Executives from IBM, BEA, JBoss, Microsoft, Oracle, and Sun debated diverse aspects of their application server offerings. A discussion of price points, from the JBoss open-source model which emphasizes service revenues, to the more traditional business models from most of the other vendors was followed by a discussion of the technical merits of each platform and how each company is uniquely striving to serve what it perceives as its customers' needs.
The six industry experts involved in the Shoot-Out this year were Mark Heid (IBM), Gary McBride (BEA), Shaun Connolly (JBoss), Dino Chiesa (Microsoft), Mike Lehmann (Oracle), and Rich Sharples (Sun).

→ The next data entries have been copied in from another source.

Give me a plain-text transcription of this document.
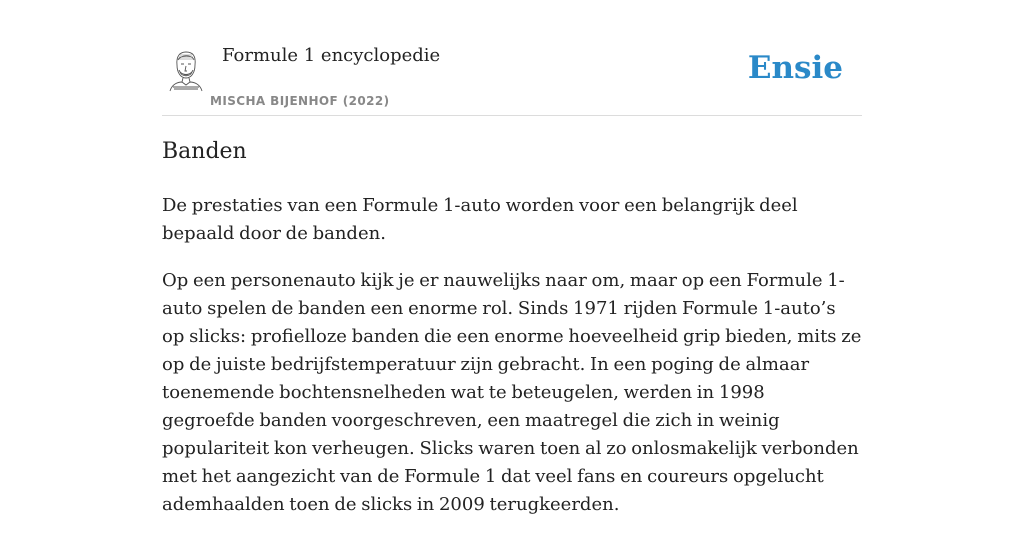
Formule 1 encyclopedie
MISCHA BIJENHOF (2022)
Ensie
Banden

De prestaties van een Formule 1-auto worden voor een belangrijk deel bepaald door de banden.

Op een personenauto kijk je er nauwelijks naar om, maar op een Formule 1-auto spelen de banden een enorme rol. Sinds 1971 rijden Formule 1-auto’s op slicks: profielloze banden die een enorme hoeveelheid grip bieden, mits ze op de juiste bedrijfstemperatuur zijn gebracht. In een poging de almaar toenemende bochtensnelheden wat te beteugelen, werden in 1998 gegroefde banden voorgeschreven, een maatregel die zich in weinig populariteit kon verheugen. Slicks waren toen al zo onlosmakelijk verbonden met het aangezicht van de Formule 1 dat veel fans en coureurs opgelucht ademhaalden toen de slicks in 2009 terugkeerden.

The panel predictably discussed open source, but in ways that might have been unexpected. One of the more interesting discussion points, posed by Yakov Fain, for example, involved platform modifications (with J2SE, for example) and risk mitigation.
Chiesa said Microsoft's customers always have concerns that companies might disappear, in the manner of "Wang or SGI," so derive confidence in Redmond's approach to provide the features they demand while mitigating their risk by assuring customers that the company is here to stay. "I agree, risk mitigation is what this is really all about," echoed Mike Lehmann. "Oracle layers in the features that our customers find to be the most useful and help them drive and maintain competitive advantage."
"(And there is) risk around vendor lock-in," noted IBM's Heid. "But IBM has been a leader...for a very long time." He also noted that the company and its customers "can't be hogtied by the standards-setting process in cases where our customers want fo move faster."
BEA's McBride picked up on Heid's point, saying, "Where there no standards available, BEA will innovate, and where there are (valuable) standards, BEA will adopt. We contribute greatly to the open standards community."